I am curious why those PSUs aren't recommended are they bad as they are cheaper or something?

Thanks


----------



## gcavan (Aug 13, 2009)

The CX and GS series' are Corsir's 'budget' lines. They come with a 3 year manufacturer's warranty, as opposed to 5 years for the TX and TX-M or 7 years for the AX and HX. They are not 'bad' power supplies as such, only not as strong as the TX and AX lines. They are manufactured for Corsair by a well-known, reliable OEM which, in fact, also manufactures the TX-M and most of the HX lines.


----------



## Wrench97 (May 10, 2008)

The TX-M line is CWT PSH II oem, has the 5 year warranty, but seems to have a lot of cooling fan issues.> Corsair TX550M 550W Review


----------



## Tyree (May 10, 2009)

As above. 
The CX-GS-M, as well as all but one of the HX Series now, are made by CWT. Most of the rest of the line is made by SeaSonic.
Corsair's line up is getting difficult to keep up with.


----------



## Derek12 (Jun 21, 2009)

Thanks to all I wanted to take an CX 450 for a basic computer for a friend and it was cheap I don't have the specs right now, but it is very basic would it be suitable for a very basic computer?

Thabks again


----------



## Tyree (May 10, 2009)

I am not aware of a Corsair CX 450 but here is a CX 430.
Personally, I use nothing less than 550W on any new build. The piece of mind is more than worth the few extra dollars.


----------



## Derek12 (Jun 21, 2009)

Tyree said:


> I am not aware of a Corsair CX 450 but here is a CX 430.
> Personally, I use nothing less than 550W on any new build.
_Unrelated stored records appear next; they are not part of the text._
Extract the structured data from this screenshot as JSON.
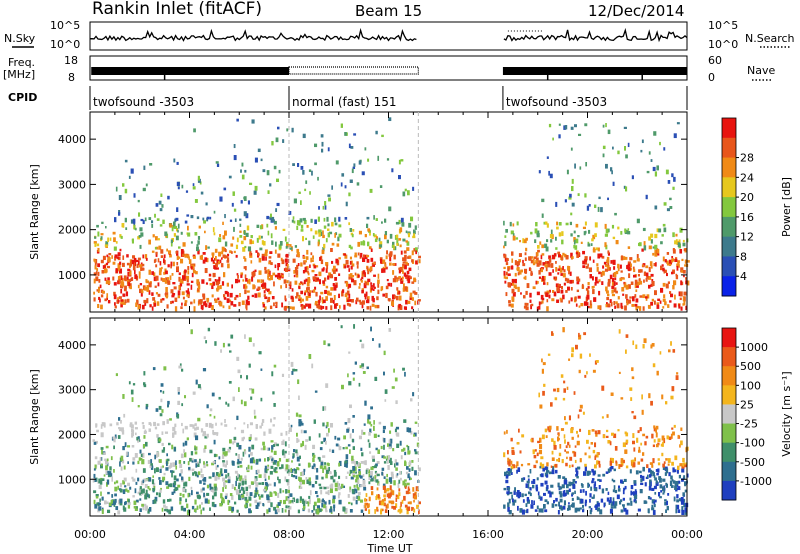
{
  "header": {
    "station": "Rankin Inlet (fitACF)",
    "beam": "Beam 15",
    "date": "12/Dec/2014"
  },
  "top_panel": {
    "left_label": "N.Sky",
    "left_ticks": [
      "10^5",
      "10^0"
    ],
    "right_label": "N.Search",
    "right_ticks": [
      "10^5",
      "10^0"
    ]
  },
  "freq_panel": {
    "left_label": "Freq.",
    "left_unit": "[MHz]",
    "left_ticks": [
      "18",
      "8"
    ],
    "right_label": "Nave",
    "right_ticks": [
      "60",
      "0"
    ]
  },
  "cpid_panel": {
    "label": "CPID",
    "segments": [
      {
        "name": "twofsound -3503",
        "start_hour": 0
      },
      {
        "name": "normal (fast) 151",
        "start_hour": 8
      },
      {
        "name": "twofsound -3503",
        "start_hour": 16.6
      }
    ]
  },
  "chart_data": [
    {
      "type": "heatmap",
      "name": "power",
      "ylabel": "Slant Range [km]",
      "xlabel": "Time UT",
      "xlim": [
        0,
        24
      ],
      "ylim": [
        180,
        4600
      ],
      "x_ticks": [
        "00:00",
        "04:00",
        "08:00",
        "12:00",
        "16:00",
        "20:00",
        "00:00"
      ],
      "y_ticks": [
        "1000",
        "2000",
        "3000",
        "4000"
      ],
      "colorbar": {
        "label": "Power [dB]",
        "ticks": [
          "4",
          "8",
          "12",
          "16",
          "20",
          "24",
          "28"
        ],
        "colors": [
          "#0a22e8",
          "#2a4fb5",
          "#3d7a8c",
          "#4f9a6a",
          "#83c83e",
          "#e6c81e",
          "#f08a16",
          "#e8561b",
          "#e8140f"
        ]
      },
      "data_gap_hours": [
        13.2,
        16.6
      ]
    },
    {
      "type": "heatmap",
      "name": "velocity",
      "ylabel": "Slant Range [km]",
      "xlabel": "Time UT",
      "xlim": [
        0,
        24
      ],
      "ylim": [
        180,
        4600
      ],
      "x_ticks": [
        "00:00",
        "04:00",
        "08:00",
        "12:00",
        "16:00",
        "20:00",
        "00:00"
      ],
      "y_ticks": [
        "1000",
        "2000",
        "3000",
        "4000"
      ],
      "colorbar": {
        "label": "Velocity [m s⁻¹]",
        "ticks": [
          "1000",
          "500",
          "100",
          "25",
          "-25",
          "-100",
          "-500",
          "-1000"
        ],
        "colors": [
          "#1f3fbf",
          "#2f6f8f",
          "#3f8f6a",
          "#7fc04a",
          "#c8c8c8",
          "#f3b51d",
          "#f08a16",
          "#ea5a1a",
          "#e81512"
        ]
      },
      "data_gap_hours": [
        13.2,
        16.6
      ]
    }
  ]
}
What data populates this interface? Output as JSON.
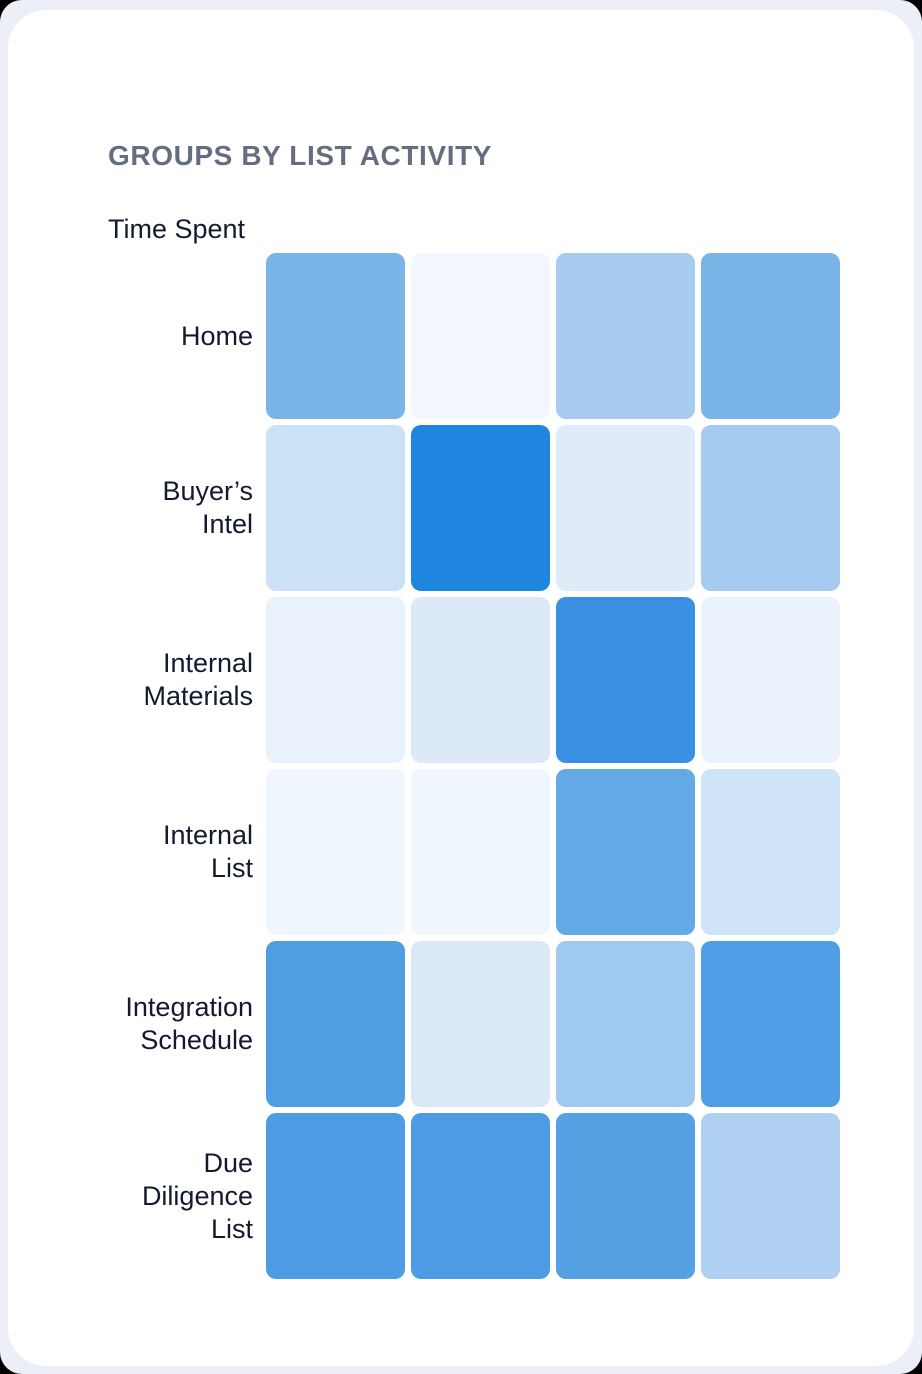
{
  "card": {
    "title": "GROUPS BY LIST ACTIVITY",
    "axis_label": "Time Spent"
  },
  "chart_data": {
    "type": "heatmap",
    "title": "GROUPS BY LIST ACTIVITY",
    "ylabel": "Time Spent",
    "x_axis": {
      "labels_visible": false,
      "num_columns": 4
    },
    "legend": "none",
    "color_scale": {
      "low_color": "#F2F7FD",
      "high_color": "#1E86DF",
      "meaning": "time spent intensity"
    },
    "rows": [
      {
        "label": "Home",
        "colors": [
          "#7BB5E7",
          "#F2F7FD",
          "#A7CCF0",
          "#7AB4E7"
        ],
        "intensity": [
          0.55,
          0.04,
          0.35,
          0.55
        ]
      },
      {
        "label": "Buyer’s\nIntel",
        "colors": [
          "#CBE1F6",
          "#1E86DF",
          "#DFEBF8",
          "#A5CBF0"
        ],
        "intensity": [
          0.22,
          1.0,
          0.13,
          0.36
        ]
      },
      {
        "label": "Internal\nMaterials",
        "colors": [
          "#E9F1FB",
          "#DCEAF8",
          "#3990E2",
          "#EAF2FB"
        ],
        "intensity": [
          0.09,
          0.14,
          0.85,
          0.08
        ]
      },
      {
        "label": "Internal\nList",
        "colors": [
          "#F0F6FD",
          "#EFF6FC",
          "#62A9E5",
          "#D0E4F7"
        ],
        "intensity": [
          0.05,
          0.05,
          0.65,
          0.18
        ]
      },
      {
        "label": "Integration\nSchedule",
        "colors": [
          "#4F9DE3",
          "#DBE9F7",
          "#A0C9EF",
          "#4F9DE4"
        ],
        "intensity": [
          0.72,
          0.14,
          0.38,
          0.72
        ]
      },
      {
        "label": "Due\nDiligence\nList",
        "colors": [
          "#4E9CE3",
          "#4C9BE3",
          "#56A0E4",
          "#AFD0F1"
        ],
        "intensity": [
          0.72,
          0.73,
          0.68,
          0.31
        ]
      }
    ]
  }
}
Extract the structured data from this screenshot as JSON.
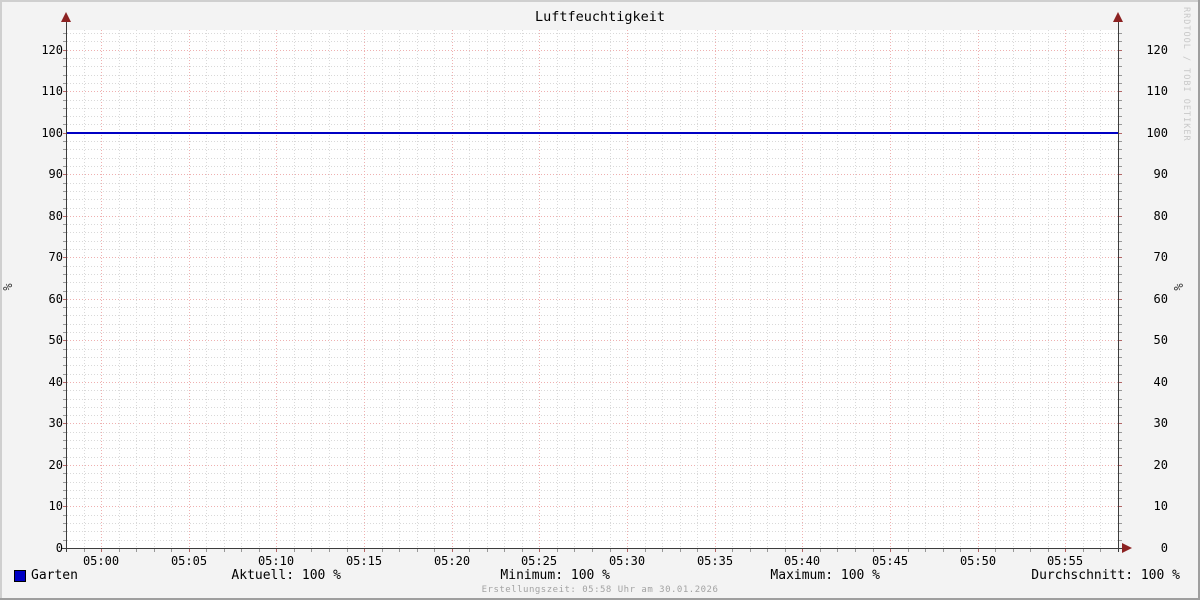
{
  "chart_data": {
    "type": "line",
    "title": "Luftfeuchtigkeit",
    "watermark": "RRDTOOL / TOBI OETIKER",
    "footer": "Erstellungszeit: 05:58 Uhr am 30.01.2026",
    "y_axis": {
      "unit": "%",
      "min": 0,
      "max": 125,
      "major_step": 10,
      "minor_step": 2,
      "tick_labels": [
        0,
        10,
        20,
        30,
        40,
        50,
        60,
        70,
        80,
        90,
        100,
        110,
        120
      ]
    },
    "x_axis": {
      "start_time": "04:58",
      "end_time": "05:58",
      "start_min": 298,
      "end_min": 358,
      "minor_step_min": 1,
      "major_step_min": 5,
      "ticks": [
        {
          "label": "05:00",
          "min": 300
        },
        {
          "label": "05:05",
          "min": 305
        },
        {
          "label": "05:10",
          "min": 310
        },
        {
          "label": "05:15",
          "min": 315
        },
        {
          "label": "05:20",
          "min": 320
        },
        {
          "label": "05:25",
          "min": 325
        },
        {
          "label": "05:30",
          "min": 330
        },
        {
          "label": "05:35",
          "min": 335
        },
        {
          "label": "05:40",
          "min": 340
        },
        {
          "label": "05:45",
          "min": 345
        },
        {
          "label": "05:50",
          "min": 350
        },
        {
          "label": "05:55",
          "min": 355
        }
      ]
    },
    "series": [
      {
        "name": "Garten",
        "color": "#0000c4",
        "value": 100,
        "points": [
          [
            298,
            100
          ],
          [
            358,
            100
          ]
        ]
      }
    ],
    "stats": [
      "Aktuell: 100 %",
      "Minimum: 100 %",
      "Maximum: 100 %",
      "Durchschnitt: 100 %"
    ],
    "legend_position": "bottom",
    "grid": true,
    "colors": {
      "background": "#f3f3f3",
      "plot_background": "#ffffff",
      "major_grid": "#efb0b0",
      "minor_grid": "#d9d9d9",
      "minor_tick": "#999999",
      "major_tick": "#b36666",
      "axis": "#3c3c3c",
      "arrow": "#8c2222",
      "line": "#0000c4",
      "watermark_text": "#c8c8c8",
      "footer_text": "#a3a3a3"
    }
  }
}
The piece of mind is more than worth the few extra dollars.


Sorry I meant 430!

I will chosse finally a TX 650 is it good? I believe it is as it's not mentioned as not recoomended one.

Many thanks


----------



## Wrench97 (May 10, 2008)

Yes the 650tx v2 is a good choice.


----------



## Tyree (May 10, 2009)

The Corsair TX-VX-AX-HX are SeaSonic made and are top quality.
XFX are also SeaSonic made.


----------